I can't imagine a massive reduction from only those two points of coverage but I will continue to treat the entire hall as I go, portion by portion.

Understanding and interpreting measurements has to be the most difficult part.

 

[Trdat]

Zero decay figures are where there wasn't enough decay span to produce a result per the requirements of the metric, so less than 30 dB for T30 or less than 20 dB for T20 (below the -5 dB point in both cases). Topt is more flexible so more likely to give a result. Given the size of the space you should make sure enough of the IR is being retained, see the Analysis preferences and make sure the IR truncation setting is at least 4.4 seconds. The default is 1.7 seconds, which is suitable for domestically-sized spaces.

You did mention this in the other thread and I absolutely forgot to change the truncation, . How innacurrate can my measurement be if I left it at the default?

Can the Topt reading be enough to get an idea or would it be totally off...?

 

[Trdat]

After REW has made a measurement it can truncate the derived impulse response to preserve the important information while minimising the storage required for the measurement file. A 1 second period is retained before the peak, and by default a 1.7 second period is retained after the peak (this varies a little depending on the sample rate, at 44.1k (or multiples) it is approx 2 seconds, at 48k 1.7 seconds). In some cases it may be useful to retain more of the impulse response, such as measurements in very large spaces which have very long impulse responses. REW provides options to truncate the response after approx 4.4 seconds, or 9.9 seconds, or to retain the entire impulse response. It may also be necessary to use a longer sweep (with a 256k sweep there is about 6 seconds of impulse response data available after the peak). Note that retaining the entire impulse response will produce much larger measurement files, especially if long measurement sweeps are used. If the entire response is retained the peak will be centred within the response.
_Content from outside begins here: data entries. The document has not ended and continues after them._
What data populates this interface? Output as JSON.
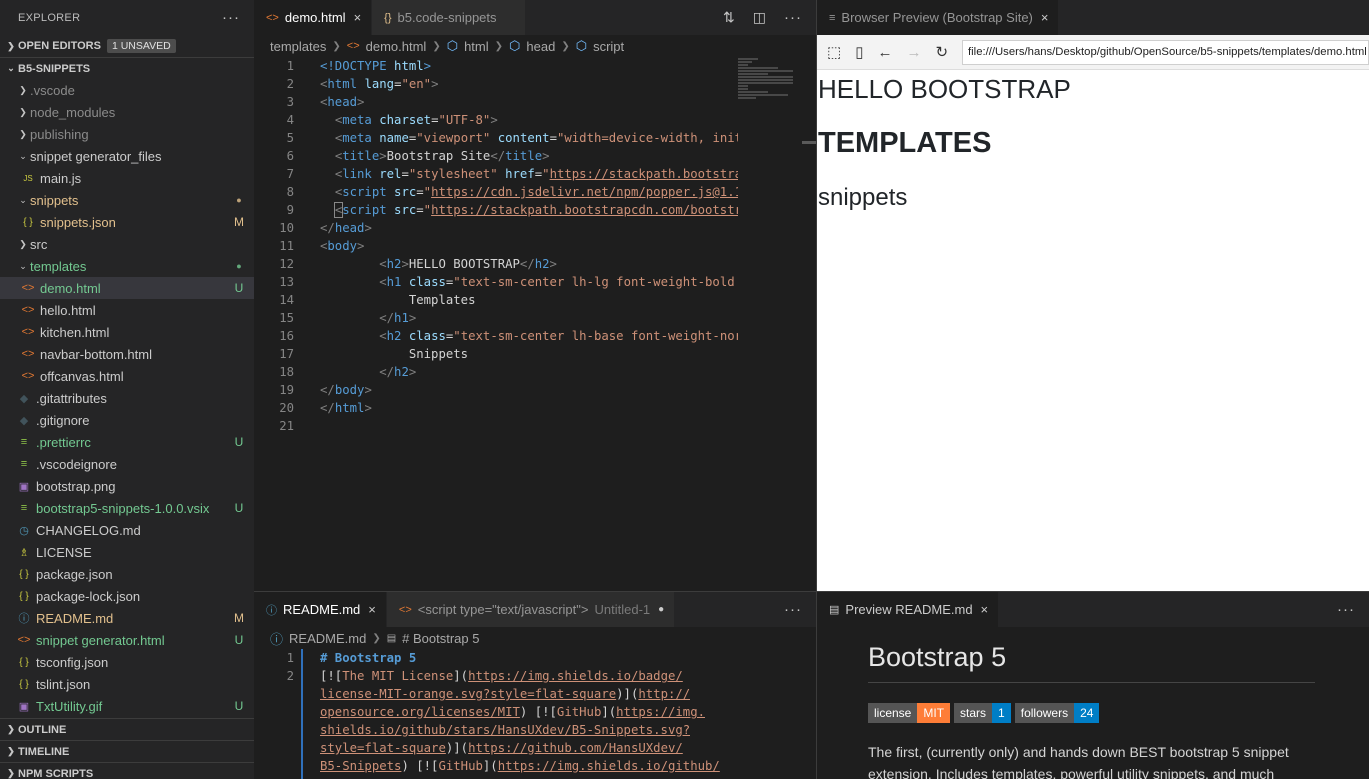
{
  "sidebar": {
    "title": "EXPLORER",
    "more": "···",
    "open_editors": {
      "label": "OPEN EDITORS",
      "badge": "1 UNSAVED"
    },
    "project": "B5-SNIPPETS",
    "items": [
      {
        "label": ".vscode",
        "type": "folder",
        "indent": 1,
        "color": "dim",
        "deco": ""
      },
      {
        "label": "node_modules",
        "type": "folder",
        "indent": 1,
        "color": "dim",
        "deco": ""
      },
      {
        "label": "publishing",
        "type": "folder",
        "indent": 1,
        "color": "dim",
        "deco": ""
      },
      {
        "label": "snippet generator_files",
        "type": "folder-open",
        "indent": 1,
        "color": "",
        "deco": ""
      },
      {
        "label": "main.js",
        "type": "js",
        "indent": 2,
        "color": "",
        "deco": ""
      },
      {
        "label": "snippets",
        "type": "folder-open",
        "indent": 1,
        "color": "yellow",
        "deco": "●"
      },
      {
        "label": "snippets.json",
        "type": "json",
        "indent": 2,
        "color": "yellow",
        "deco": "M"
      },
      {
        "label": "src",
        "type": "folder",
        "indent": 1,
        "color": "",
        "deco": ""
      },
      {
        "label": "templates",
        "type": "folder-open",
        "indent": 1,
        "color": "green",
        "deco": "●"
      },
      {
        "label": "demo.html",
        "type": "html",
        "indent": 2,
        "color": "green",
        "deco": "U",
        "active": true
      },
      {
        "label": "hello.html",
        "type": "html",
        "indent": 2,
        "color": "",
        "deco": ""
      },
      {
        "label": "kitchen.html",
        "type": "html",
        "indent": 2,
        "color": "",
        "deco": ""
      },
      {
        "label": "navbar-bottom.html",
        "type": "html",
        "indent": 2,
        "color": "",
        "deco": ""
      },
      {
        "label": "offcanvas.html",
        "type": "html",
        "indent": 2,
        "color": "",
        "deco": ""
      },
      {
        "label": ".gitattributes",
        "type": "git",
        "indent": 1,
        "color": "",
        "deco": ""
      },
      {
        "label": ".gitignore",
        "type": "git",
        "indent": 1,
        "color": "",
        "deco": ""
      },
      {
        "label": ".prettierrc",
        "type": "config",
        "indent": 1,
        "color": "green",
        "deco": "U"
      },
      {
        "label": ".vscodeignore",
        "type": "config",
        "indent": 1,
        "color": "",
        "deco": ""
      },
      {
        "label": "bootstrap.png",
        "type": "image",
        "indent": 1,
        "color": "",
        "deco": ""
      },
      {
        "label": "bootstrap5-snippets-1.0.0.vsix",
        "type": "vsix",
        "indent": 1,
        "color": "green",
        "deco": "U"
      },
      {
        "label": "CHANGELOG.md",
        "type": "md",
        "indent": 1,
        "color": "",
        "deco": ""
      },
      {
        "label": "LICENSE",
        "type": "license",
        "indent": 1,
        "color": "",
        "deco": ""
      },
      {
        "label": "package.json",
        "type": "json",
        "indent": 1,
        "color": "",
        "deco": ""
      },
      {
        "label": "package-lock.json",
        "type": "json",
        "indent": 1,
        "color": "",
        "deco": ""
      },
      {
        "label": "README.md",
        "type": "info",
        "indent": 1,
        "color": "yellow",
        "deco": "M"
      },
      {
        "label": "snippet generator.html",
        "type": "html",
        "indent": 1,
        "color": "green",
        "deco": "U"
      },
      {
        "label": "tsconfig.json",
        "type": "json",
        "indent": 1,
        "color": "",
        "deco": ""
      },
      {
        "label": "tslint.json",
        "type": "json",
        "indent": 1,
        "color": "",
        "deco": ""
      },
      {
        "label": "TxtUtility.gif",
        "type": "image",
        "indent": 1,
        "color": "green",
        "deco": "U"
      }
    ],
    "bottom_sections": [
      "OUTLINE",
      "TIMELINE",
      "NPM SCRIPTS"
    ]
  },
  "editor": {
    "tabs": [
      {
        "label": "demo.html",
        "icon": "<>",
        "active": true,
        "close": "×"
      },
      {
        "label": "b5.code-snippets",
        "icon": "{}",
        "active": false,
        "close": ""
      }
    ],
    "breadcrumb": [
      "templates",
      "demo.html",
      "html",
      "head",
      "script"
    ],
    "line_numbers": [
      "1",
      "2",
      "3",
      "4",
      "5",
      "6",
      "7",
      "8",
      "9",
      "10",
      "11",
      "12",
      "13",
      "14",
      "15",
      "16",
      "17",
      "18",
      "19",
      "20",
      "21"
    ]
  },
  "browser": {
    "tab_label": "Browser Preview (Bootstrap Site)",
    "url": "file:///Users/hans/Desktop/github/OpenSource/b5-snippets/templates/demo.html",
    "h2": "HELLO BOOTSTRAP",
    "h1": "Templates",
    "h3": "Snippets"
  },
  "readme_editor": {
    "tabs": [
      {
        "label": "README.md",
        "icon": "ⓘ",
        "active": true
      },
      {
        "label": "<script type=\"text/javascript\">",
        "suffix": "Untitled-1",
        "active": false
      }
    ],
    "breadcrumb": [
      "README.md",
      "# Bootstrap 5"
    ],
    "line_numbers": [
      "1",
      "2"
    ]
  },
  "preview": {
    "tab_label": "Preview README.md",
    "title": "Bootstrap 5",
    "shields": [
      {
        "label": "license",
        "value": "MIT",
        "color": "#fe7d37"
      },
      {
        "label": "stars",
        "value": "1",
        "color": "#007ec6"
      },
      {
        "label": "followers",
        "value": "24",
        "color": "#007ec6"
      }
    ],
    "paragraph": "The first, (currently only) and hands down BEST bootstrap 5 snippet extension. Includes templates, powerful utility snippets, and much"
  }
}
Most of this is totally beyond me, but my basic understanding is that the default setting will not effect the accuracy of the measurement but more so not retinaining the entire response. I noticed this in the spectrogram which stops at 1sec, the impulse response stops at 1.7 sec and the RT60 stops at 10k. Have I understood this correctly?

If so then it seems that my measurements are fairly accurate or at least enough to get an idea of what is going on.
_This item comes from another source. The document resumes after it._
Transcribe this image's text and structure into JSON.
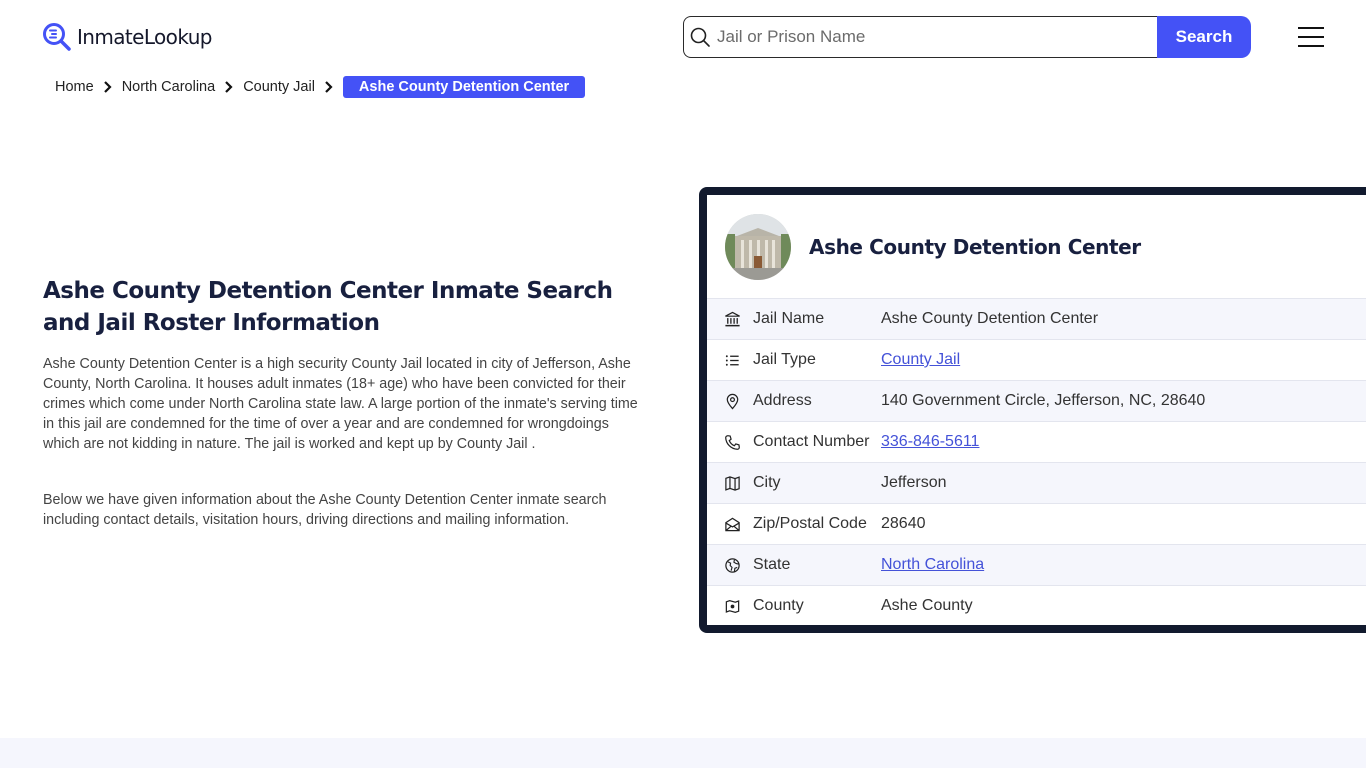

Zero decay figures are where there wasn't enough decay span to produce a result per the requirements of the metric, so less than 30 dB for T30 or less than 20 dB for T20 (below the -5 dB point in both cases). Topt is more flexible so more likely to give a result. Given the size of the space you should make sure enough of the IR is being retained, see the Analysis preferences and make sure the IR truncation setting is at least 4.4 seconds. The default is 1.7 seconds, which is suitable for domestically-sized spaces.
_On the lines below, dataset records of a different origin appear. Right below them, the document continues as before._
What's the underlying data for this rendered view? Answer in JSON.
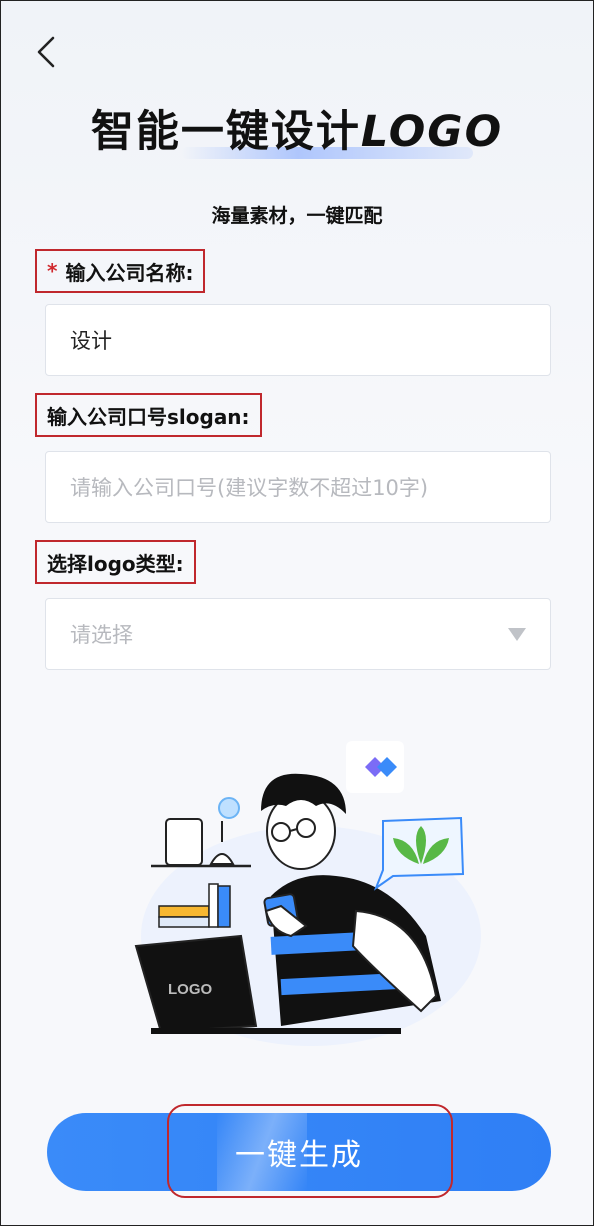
{
  "header": {
    "title_cn": "智能一键设计",
    "title_latin": "LOGO",
    "subtitle": "海量素材，一键匹配"
  },
  "form": {
    "company_name": {
      "required_mark": "*",
      "label": "输入公司名称:",
      "value": "设计"
    },
    "slogan": {
      "label": "输入公司口号slogan:",
      "placeholder": "请输入公司口号(建议字数不超过10字)"
    },
    "logo_type": {
      "label": "选择logo类型:",
      "selected": "请选择"
    }
  },
  "illustration": {
    "laptop_text": "LOGO"
  },
  "cta": {
    "label": "一键生成"
  },
  "colors": {
    "primary": "#2f80f6",
    "highlight_border": "#c0282d",
    "required": "#d0282d"
  },
  "icons": [
    "back-chevron-icon",
    "dropdown-arrow-icon"
  ]
}
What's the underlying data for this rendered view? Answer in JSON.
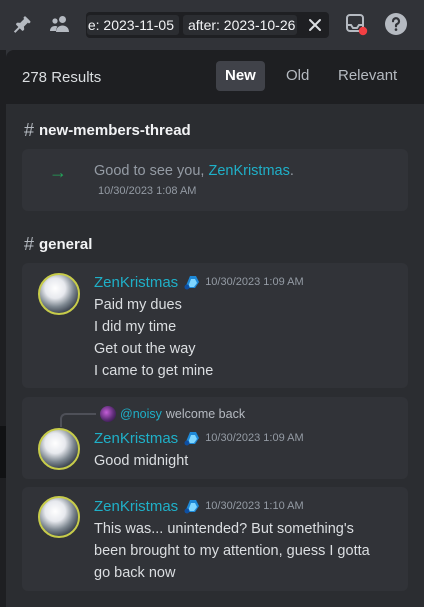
{
  "toolbar": {
    "icons": [
      "pin-icon",
      "members-icon",
      "close-icon",
      "inbox-icon",
      "help-icon"
    ],
    "search": {
      "before_chip": "e: 2023-11-05",
      "after_chip": "after: 2023-10-26"
    }
  },
  "results": {
    "count_label": "278 Results",
    "sort_tabs": [
      "New",
      "Old",
      "Relevant"
    ],
    "active_sort": "New"
  },
  "groups": [
    {
      "channel": "new-members-thread",
      "system_message": {
        "text_prefix": "Good to see you, ",
        "mention": "ZenKristmas",
        "text_suffix": ".",
        "timestamp": "10/30/2023 1:08 AM"
      }
    },
    {
      "channel": "general",
      "messages": [
        {
          "author": "ZenKristmas",
          "timestamp": "10/30/2023 1:09 AM",
          "lines": [
            "Paid my dues",
            "I did my time",
            "Get out the way",
            "I came to get mine"
          ]
        },
        {
          "reply": {
            "mention": "@noisy",
            "text": "welcome back"
          },
          "author": "ZenKristmas",
          "timestamp": "10/30/2023 1:09 AM",
          "lines": [
            "Good midnight"
          ]
        },
        {
          "author": "ZenKristmas",
          "timestamp": "10/30/2023 1:10 AM",
          "lines": [
            "This was... unintended? But something's",
            "been brought to my attention, guess I gotta",
            "go back now"
          ]
        }
      ]
    }
  ],
  "colors": {
    "accent_mention": "#1fb0c8",
    "system_arrow": "#23a55a",
    "panel_bg": "#2b2d31",
    "card_bg": "#313338"
  }
}
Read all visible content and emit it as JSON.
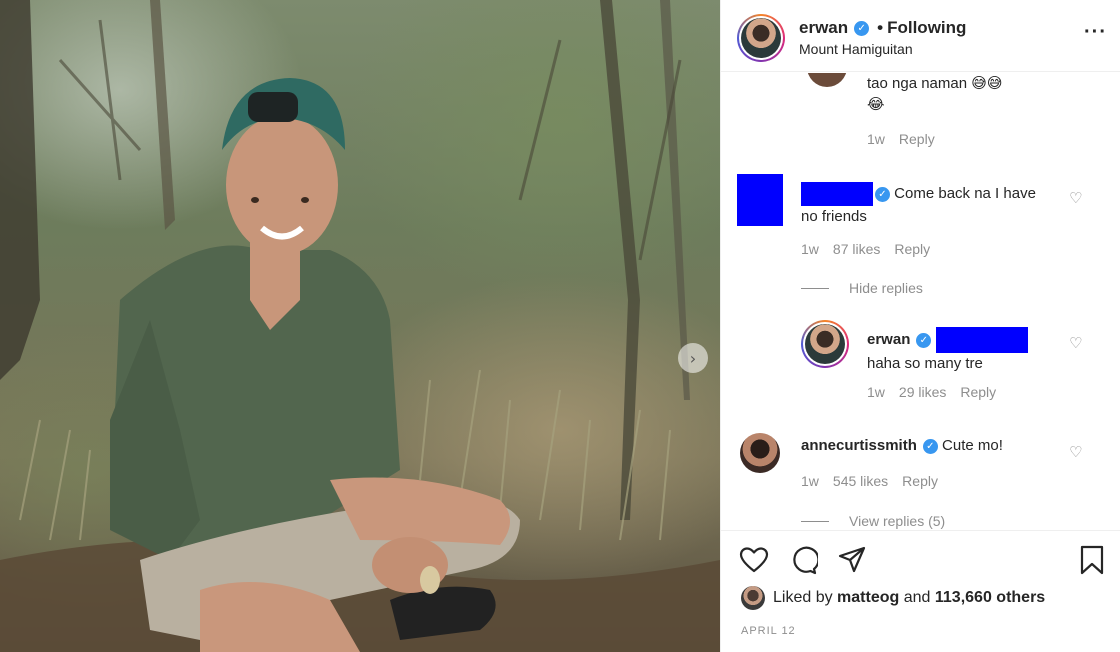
{
  "post": {
    "username": "erwan",
    "verified_icon": "verified-badge-icon",
    "separator": "•",
    "follow_status": "Following",
    "location": "Mount Hamiguitan",
    "more_icon": "more-options-icon",
    "next_icon": "chevron-right-icon"
  },
  "comments": {
    "top_partial": {
      "text": "tao nga naman 😅😅",
      "text2": "😂",
      "time": "1w",
      "reply": "Reply"
    },
    "c1": {
      "username": "",
      "text_line1": "Come back na I have",
      "text_line2": "no friends",
      "time": "1w",
      "likes": "87 likes",
      "reply": "Reply",
      "hide_replies": "Hide replies"
    },
    "r1": {
      "username": "erwan",
      "text": "haha so many tre",
      "time": "1w",
      "likes": "29 likes",
      "reply": "Reply"
    },
    "c2": {
      "username": "annecurtissmith",
      "text": "Cute mo!",
      "time": "1w",
      "likes": "545 likes",
      "reply": "Reply",
      "view_replies": "View replies (5)"
    }
  },
  "actions": {
    "like_icon": "heart-icon",
    "comment_icon": "comment-icon",
    "share_icon": "share-icon",
    "save_icon": "bookmark-icon"
  },
  "liked_by": {
    "prefix": "Liked by",
    "user": "matteog",
    "and": "and",
    "others": "113,660 others"
  },
  "date": "APRIL 12",
  "colors": {
    "verified": "#3897f0",
    "redaction": "#0000ff",
    "muted": "#8e8e8e"
  }
}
It's just in your paragraph you have connected changing the defualt setting of the truncation to the zero figure in the RT60 for T30, so does the default truncation effect the T30 metric like it did in my graph? Or are they two seperate things...?

 

[John Mulcahy]

RT60 estimation uses the decay of the Schroeder integral, which is derived from the impulse response. For T20 it uses the part from -5 dB to -25 dB. For T30 it uses the part from -5 to -35 dB. If the decay is long and the impulse is truncated after 1.7 seconds the level may never get down to -25 dB or -35 dB in some bands. In those cases there will be no decay value and a zero on the graph and in the results table. Topt can make an estimate using what decay there is, but the accuracy may be poor if there isn't much response to work with.

 

[DanDan]

Tx John, sometimes I speak a bit too loosely. And EDT is derived from 0dB to -10dB. In REW is the truncation applied during the measurement or can it be extended afterwards for a better view?

 

[John Mulcahy]

Nothing is retained beyond the truncation time.